Pintu terbuka, dan seorang sosok yang cukup dikenalnya muncul di depan pintu. Di hari yang panas itu, tangan kirinya tetap tertutup sarung tangan tebal.
“Loka, kaukah itu? Ini aku, kakakmu.” Fang Tianya langsung masuk dan memeluk adiknya. Setelah sekian lama, akhirnya mereka bersatu kembali.
“Kakak? Kakak baik-baik saja, syukurlah.” Loka sangat terharu, memeluk kakaknya dengan satu tangan. “Kukira aku salah merasakan.”
“Akhirnya aku menemukanmu, Loka. Apa yang terjadi dengan tanganmu?” Fang Tianya memegangi tangan kiri adiknya, membuka sarung tangan, ternyata itu lengan mekanik.
“Kak, itu sudah jadi masa lalu. Bagaimana denganmu selama ini? Apakah kau juga terluka?” Loka menghindari pembicaraan tentang tangannya yang putus.
“Aku baik-baik saja. Oh ya, aku bertemu orang-orang Yidu Jian, mereka mengejar sampai ke Bumi, untungnya berhasil dihalau oleh organisasi MIB di sini. Bumi sudah tidak aman, kita harus segera pergi, cari tempat yang tidak bisa ditemukan Yidu Jian,” kata Fang Tianya cepat-cepat.
Bertukar cerita dengan adiknya bukan prioritas sekarang, yang utama adalah pergi secepat mungkin. Yidu Jian sangat berbahaya, seluruh planet Darah Biru mereka saja bisa dimusnahkan.
“Apa?! Yidu Jian mengejar ke sini? Kak, justru kita tidak boleh pergi. Masih ada MIB yang membantu, setelah pergi nanti, siapa lagi yang bisa membantu kita?” Loka menggenggam tangan Fang Tianya. “Kak, benarkah MIB sangat hebat? Mereka berhasil mengusir anak buah Yidu Jian?”
“Bukan sekadar mengusir, tapi membunuh. Seorang agen dengan sandi F membunuh Ruipu dan Kaier, kekuatannya luar biasa, tapi jelas tak mungkin menahan Yidu Jian, tak ada yang bisa menahan Yidu Jian.”

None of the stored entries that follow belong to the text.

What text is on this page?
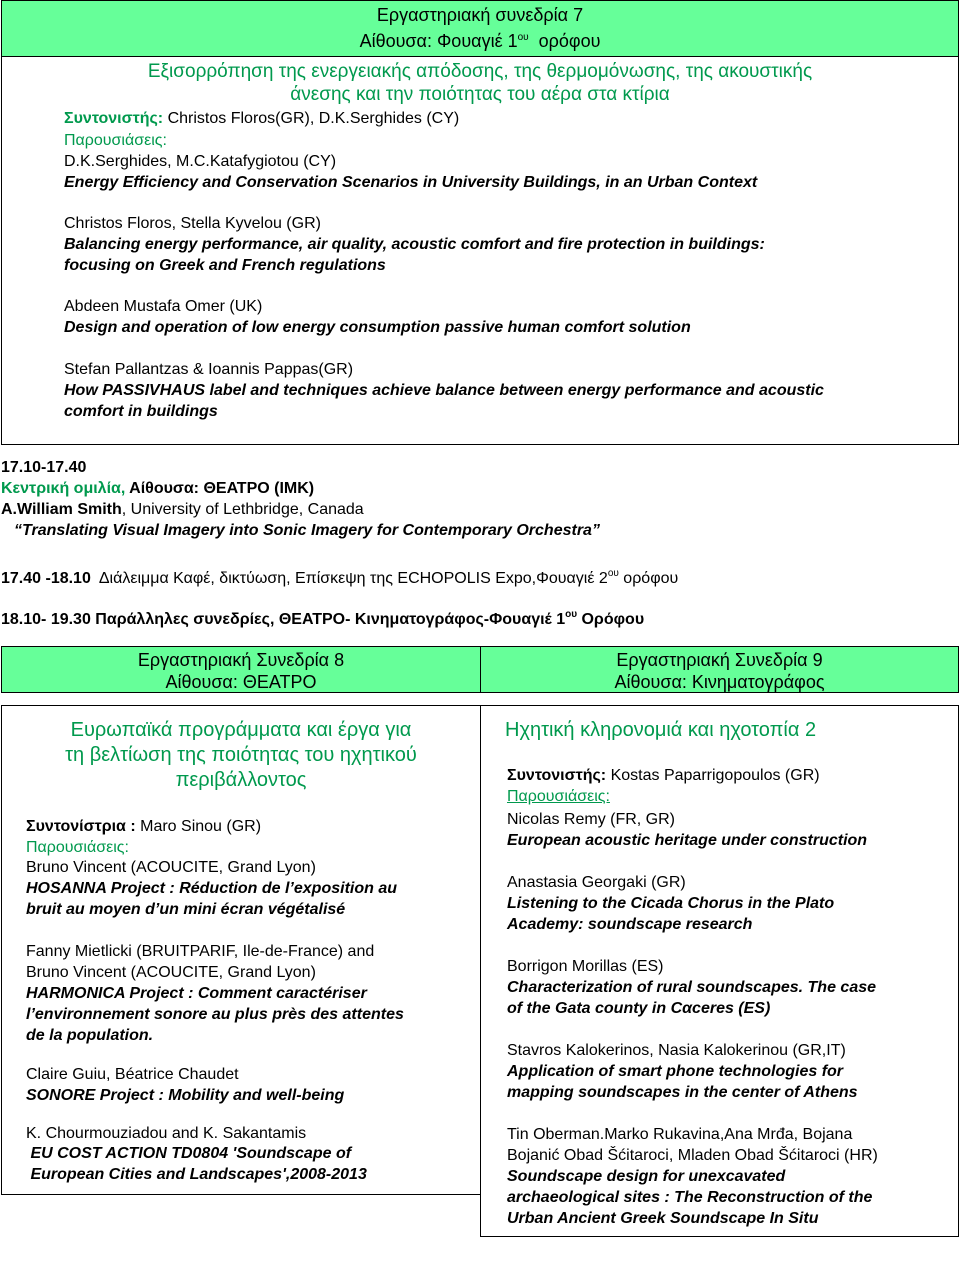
Εργαστηριακή συνεδρία 7
Αίθουσα: Φουαγιέ $1^{o\upsilon}$  ορόφου
Εξισορρόπηση της ενεργειακής απόδοσης, της θερμομόνωσης, της ακουστικής
άνεσης και την ποιότητας του αέρα στα κτίρια
Συντονιστής: Christos Floros(GR), D.K.Serghides (CY)
Παρουσιάσεις:
D.K.Serghides, M.C.Katafygiotou (CY)
Energy Efficiency and Conservation Scenarios in University Buildings, in an Urban Context
Christos Floros, Stella Kyvelou (GR)
Balancing energy performance, air quality, acoustic comfort and fire protection in buildings:
focusing on Greek and French regulations
Abdeen Mustafa Omer (UK)
Design and operation of low energy consumption passive human comfort solution
Stefan Pallantzas & Ioannis Pappas(GR)
How PASSIVHAUS label and techniques achieve balance between energy performance and acoustic
comfort in buildings
17.10-17.40
Κεντρική ομιλία, Αίθουσα: ΘΕΑΤΡΟ (ΙΜΚ)
A.William Smith, University of Lethbridge, Canada
“Translating Visual Imagery into Sonic Imagery for Contemporary Orchestra”
17.40 -18.10  Διάλειμμα Καφέ, δικτύωση, Επίσκεψη της ECHOPOLIS Expo,Φουαγιέ $2^{o\upsilon}$ ορόφου
18.10- 19.30 Παράλληλες συνεδρίες, ΘΕΑΤΡΟ- Κινηματογράφος-Φουαγιέ $1^{o\upsilon}$ Ορόφου
Εργαστηριακή Συνεδρία 8
Αίθουσα: ΘΕΑΤΡΟ
Ευρωπαϊκά προγράμματα και έργα για
τη βελτίωση της ποιότητας του ηχητικού
περιβάλλοντος
Συντονίστρια : Maro Sinou (GR)
Παρουσιάσεις:
Bruno Vincent (ACOUCITE, Grand Lyon)
HOSANNA Project : Réduction de l’exposition au
bruit au moyen d’un mini écran végétalisé
Fanny Mietlicki (BRUITPARIF, Ile-de-France) and
Bruno Vincent (ACOUCITE, Grand Lyon)
HARMONICA Project : Comment caractériser
l’environnement sonore au plus près des attentes
de la population.
Claire Guiu, Béatrice Chaudet
SONORE Project : Mobility and well-being
K. Chourmouziadou and K. Sakantamis
EU COST ACTION TD0804 'Soundscape of
European Cities and Landscapes',2008-2013
Εργαστηριακή Συνεδρία 9
Αίθουσα: Κινηματογράφος
Ηχητική κληρονομιά και ηχοτοπία 2
Συντονιστής: Kostas Paparrigopoulos (GR)
Παρουσιάσεις:
Nicolas Remy (FR, GR)
European acoustic heritage under construction
Anastasia Georgaki (GR)
Listening to the Cicada Chorus in the Plato
Academy: soundscape research
Borrigon Morillas (ES)
Characterization of rural soundscapes. The case
of the Gata county in Cαceres (ES)
Stavros Kalokerinos, Nasia Kalokerinou (GR,IT)
Application of smart phone technologies for
mapping soundscapes in the center of Athens
Tin Oberman.Marko Rukavina,Ana Mrđa, Bojana
Bojanić Obad Šćitaroci, Mladen Obad Šćitaroci (HR)
Soundscape design for unexcavated
archaeological sites : The Reconstruction of the
Urban Ancient Greek Soundscape In Situ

“Kak, kalau begitu bagaimana kalau kita membantu MIB? Dengan teknologi dari Injil Darah Biru, kita bisa membantu MIB memperkuat diri untuk melawan Yidu Jian. Kita juga bisa mempelajari teknik di dalamnya, meningkatkan kekuatan kita sendiri, benar-benar mewujudkan kekuatan darah biru.”
Ekspresi Fang Tianya ragu. Injil Darah Biru, itulah salah satu alasan kehancuran planet mereka. Tapi itu adalah pusaka bangsa mereka, mana mungkin dibuka untuk manusia Bumi?
“Kak, bukankah Injil Darah Biru ada padamu? Keluarkanlah. Dengan itu, kita bisa melawan Yidu Jian. Kau mau seumur hidup kita mengungsi tanpa tujuan?”
“Tanpa bantuan MIB, bahkan pesawat luar angkasa pun kita tak punya, bagaimana meninggalkan Bumi? Apa kau ingin hidup dalam ketakutan selamanya? Tak ingin membalaskan dendam untuk orang tua dan keluarga kita, untuk semua rakyat Darah Biru?”
“Kita adalah bangsawan planet Darah Biru, membalas dendam adalah tanggung jawab dan misi kita. Kak, kita tak boleh mundur. Dulu kita lemah, tapi sekarang berbeda, inilah kesempatan terbaik kita.”
Loka tampak sangat bersemangat, seperti tak akan berhenti sebelum membunuh Yidu Jian.
...
L terus memantau lokasi Fang Tianya. Kenapa dia pergi ke Hotel Peninsula? Sayang, di dalam hotel mereka tak bisa menggunakan satelit pemantau.
Tunggu, lokasinya bergerak lagi, dia keluar bersama seseorang. Siapa orang yang menggandeng tangannya itu?!